David Luper
Biography



David Luper
Lois Luper

Portrait and Biographical Album of Fulton County, Illinois: containing full page portraits and biographical sketches of prominent and representative citizens of the county: together with portraits and biographies of all the presidents of the United States, and governors of the state; Biographical Pub. Co., Chicago, IL; 1890; page 589–590; Transcribed by Margaret Rose Whitehurst
  David Luper.  Among the resident in Lee Township who are spending their declining years in the enjoyment of peace and plenty, obtained by their industrious efforts and good management, and secure in the esteem of all who know them, are David Luper and his good wife, whose portraits appear on the opposite page and whose pleasant home is on section 16, Lee Township.  The happy couple, although living alone, their children being married and settled in homes of their own, find much to enjoy in life.  One of the greatest pleasures Mr. Luper can have is to converse with an interested listener regarding the early days and the pioneer life in which he bore a part.  He speaks of the days when grain was threshed by driving the horses over it; when twenty-five cents was paid for letter carrying; wheat sold for twenty-five cents per bushel, and salt cost $4 per bushel.  He hauled his own grain to Canton, between which place and Macomb there was not a postoffice.

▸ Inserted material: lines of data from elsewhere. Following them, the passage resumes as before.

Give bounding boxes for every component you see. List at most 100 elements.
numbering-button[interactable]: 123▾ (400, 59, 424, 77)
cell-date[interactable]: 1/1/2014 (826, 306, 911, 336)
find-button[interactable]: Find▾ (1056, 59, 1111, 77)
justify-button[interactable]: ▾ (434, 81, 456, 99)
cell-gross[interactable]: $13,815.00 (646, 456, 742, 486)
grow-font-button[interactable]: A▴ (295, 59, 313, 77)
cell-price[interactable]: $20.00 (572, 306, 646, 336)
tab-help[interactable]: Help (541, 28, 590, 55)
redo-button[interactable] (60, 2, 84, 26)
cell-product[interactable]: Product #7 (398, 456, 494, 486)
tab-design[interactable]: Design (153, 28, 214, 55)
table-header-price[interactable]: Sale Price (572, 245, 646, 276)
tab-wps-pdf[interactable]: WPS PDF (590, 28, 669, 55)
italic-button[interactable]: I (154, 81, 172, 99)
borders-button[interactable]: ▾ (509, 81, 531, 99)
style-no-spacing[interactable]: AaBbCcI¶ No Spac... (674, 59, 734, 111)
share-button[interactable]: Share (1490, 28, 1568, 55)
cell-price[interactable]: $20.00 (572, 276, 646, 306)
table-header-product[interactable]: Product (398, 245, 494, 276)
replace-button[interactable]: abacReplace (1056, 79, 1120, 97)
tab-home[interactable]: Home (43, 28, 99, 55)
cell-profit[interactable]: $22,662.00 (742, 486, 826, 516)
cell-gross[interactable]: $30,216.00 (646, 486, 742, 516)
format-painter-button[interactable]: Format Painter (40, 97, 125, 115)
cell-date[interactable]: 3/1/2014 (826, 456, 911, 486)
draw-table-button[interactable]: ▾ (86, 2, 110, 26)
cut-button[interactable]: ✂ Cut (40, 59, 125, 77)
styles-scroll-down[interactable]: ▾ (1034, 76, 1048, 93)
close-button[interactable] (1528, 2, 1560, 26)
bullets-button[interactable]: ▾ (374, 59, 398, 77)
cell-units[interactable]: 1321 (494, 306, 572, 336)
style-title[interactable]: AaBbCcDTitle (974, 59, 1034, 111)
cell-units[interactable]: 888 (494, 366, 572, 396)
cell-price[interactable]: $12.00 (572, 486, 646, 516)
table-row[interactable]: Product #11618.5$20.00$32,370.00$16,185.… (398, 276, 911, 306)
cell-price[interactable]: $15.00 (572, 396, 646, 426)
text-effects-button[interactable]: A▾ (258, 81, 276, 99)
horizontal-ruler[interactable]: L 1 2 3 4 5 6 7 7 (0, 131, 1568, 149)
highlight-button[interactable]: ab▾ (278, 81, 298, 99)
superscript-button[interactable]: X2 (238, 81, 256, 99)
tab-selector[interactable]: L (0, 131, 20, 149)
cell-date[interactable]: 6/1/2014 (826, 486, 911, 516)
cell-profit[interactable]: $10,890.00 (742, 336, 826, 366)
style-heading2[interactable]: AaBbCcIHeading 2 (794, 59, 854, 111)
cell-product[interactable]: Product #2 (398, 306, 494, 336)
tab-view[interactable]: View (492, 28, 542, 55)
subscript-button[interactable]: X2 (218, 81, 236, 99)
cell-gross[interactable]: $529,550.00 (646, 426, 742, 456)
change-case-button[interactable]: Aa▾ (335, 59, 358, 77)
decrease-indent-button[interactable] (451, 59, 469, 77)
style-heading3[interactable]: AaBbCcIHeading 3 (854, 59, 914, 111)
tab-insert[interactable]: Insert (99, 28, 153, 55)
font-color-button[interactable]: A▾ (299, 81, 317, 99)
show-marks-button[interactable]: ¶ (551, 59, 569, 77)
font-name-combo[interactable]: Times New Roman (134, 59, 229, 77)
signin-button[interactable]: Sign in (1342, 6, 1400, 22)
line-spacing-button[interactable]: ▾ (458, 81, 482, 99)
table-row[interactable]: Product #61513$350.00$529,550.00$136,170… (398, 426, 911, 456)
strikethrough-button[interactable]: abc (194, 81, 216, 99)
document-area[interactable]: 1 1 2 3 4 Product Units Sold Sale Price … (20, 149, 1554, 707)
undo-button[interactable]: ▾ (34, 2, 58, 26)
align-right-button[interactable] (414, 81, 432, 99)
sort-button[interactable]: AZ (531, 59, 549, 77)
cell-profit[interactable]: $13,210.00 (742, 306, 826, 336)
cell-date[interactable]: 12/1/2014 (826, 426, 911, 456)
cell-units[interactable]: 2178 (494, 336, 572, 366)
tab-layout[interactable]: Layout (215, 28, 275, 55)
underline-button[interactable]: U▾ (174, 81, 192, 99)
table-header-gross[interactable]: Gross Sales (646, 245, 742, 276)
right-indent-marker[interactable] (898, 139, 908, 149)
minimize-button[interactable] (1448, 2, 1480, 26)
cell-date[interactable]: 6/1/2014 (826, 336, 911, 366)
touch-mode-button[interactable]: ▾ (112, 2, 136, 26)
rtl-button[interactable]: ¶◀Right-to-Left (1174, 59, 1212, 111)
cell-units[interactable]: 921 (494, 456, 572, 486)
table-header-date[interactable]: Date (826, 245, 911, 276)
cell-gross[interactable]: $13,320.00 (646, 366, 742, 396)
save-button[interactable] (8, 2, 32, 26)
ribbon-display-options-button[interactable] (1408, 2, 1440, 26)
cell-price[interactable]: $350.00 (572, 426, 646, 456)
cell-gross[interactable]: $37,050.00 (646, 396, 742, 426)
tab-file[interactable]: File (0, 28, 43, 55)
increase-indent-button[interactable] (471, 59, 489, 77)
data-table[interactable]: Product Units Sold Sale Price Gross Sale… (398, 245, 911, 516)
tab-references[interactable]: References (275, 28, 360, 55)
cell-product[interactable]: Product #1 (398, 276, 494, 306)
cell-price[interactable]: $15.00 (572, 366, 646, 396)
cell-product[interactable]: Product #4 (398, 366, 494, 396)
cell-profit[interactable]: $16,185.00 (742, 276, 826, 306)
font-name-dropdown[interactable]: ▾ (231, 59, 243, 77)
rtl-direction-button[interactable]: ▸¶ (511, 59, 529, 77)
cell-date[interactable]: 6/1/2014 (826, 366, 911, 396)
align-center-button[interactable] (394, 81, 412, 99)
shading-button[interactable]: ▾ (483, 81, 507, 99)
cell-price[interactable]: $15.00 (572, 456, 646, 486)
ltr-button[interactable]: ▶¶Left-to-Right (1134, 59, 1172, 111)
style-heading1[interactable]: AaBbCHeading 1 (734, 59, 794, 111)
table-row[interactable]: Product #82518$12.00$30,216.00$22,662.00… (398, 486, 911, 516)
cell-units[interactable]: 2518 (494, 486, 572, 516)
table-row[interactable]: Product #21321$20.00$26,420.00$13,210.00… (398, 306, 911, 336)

  The birth of our subject took place in Crawford County, Pa., January 7, 1814.  His parents, Jacob and Nancy (McMurtry) Luper, were born in the Keystone State in 1792 and removed to Ohio in 1834.  They spent the remnant of their days in the Buckeye State, the mother dying two years after their removal thither and the father in 1842.  Their family consisted of four sons and three daughters, named respectively:  David, Martin, John, Jasper, Sarah, Harriet and Abigail, all of whom survive.  The eldest son, our subject, accompanied his parents to Ohio and remained with them there four years.  He then, with his brother-in-law, Ebenezer Sanford, started for Illinois with a team, traveling much of the time without seeing a house.  They landed in Ellsiville, this county, in February, 1838, and soon after his arrival Mr. Luper bought forty acres of land where he now resides.  He cleared and improved a tract, to which he afterward added two hundred and forty acres.  He has given his sons a farm and still retains one hundred and eighty acres.
  The marriage of Mr. Luper and Miss Lois Curtis was celebrated March 10, 1842.  Mrs. Luper was born in Ohio May 23, 1823, and in 1837 accompanied her parents to this county.  She is a daughter of Enos and Lucy (Smith) Curtis, who were born in the Empire State, live in Ohio a few years, and passed the remnant of their days in this State.  Mr. Curtis died in 1854, ten years after his good wife had crossed the river of death.
  Mr. and Mrs. Luper have had eight children, two of whom died in infancy.  The survivors are Lucy Ann, now the wife of Peter Wood and living in Pukwana, Brule County, S. Dak.; Huldah A., wife of Lorenzo Barnes, their home also in Dakota; Henry L., who married Nancy Pearce and lives in Lee Township; Emily C., wife of David Louk, whose home is in Lee Township; Martin J., who married Maggie Sheckler and lives in Ellisville Township; Mary E., wife of D. C. Smith, whose home is in Lee Township.
  What is now Lee Township was organized into a precinct in 1841, with thirteen voters, of whom Mr. Luper and Mr. Harrison Rigdon are the only survivors.  Mr. Luper was one of the first Highway Commissioners in the town of Lee, and the second School Treasurer in the township.  He is a stanch member of the Republican party.  Both Mr. and Mrs. Luper have been members of the Baptist Church for forty years and Mr. Luper has been Deacon and Trustee.  They donated $100 to the Chicago University in 1860 and also gave to the Baptist Union Theological Seminary of Chicago in 1873.  They have taken the Standard, a religious and family newspaper, published in Chicago, since 1858.  On his return from a visit to Pennsylvania a few years since, Mr. Luper witnessed the burning of a ship near Cleveland, Ohio, where more than three hundred lives were lost.  It is probably that no couple now living in the county are more highly respected than our subject and his wife, and certainly none are better deserving of representation in this volume than the aged couple who have witnessed so much of the growth of the county.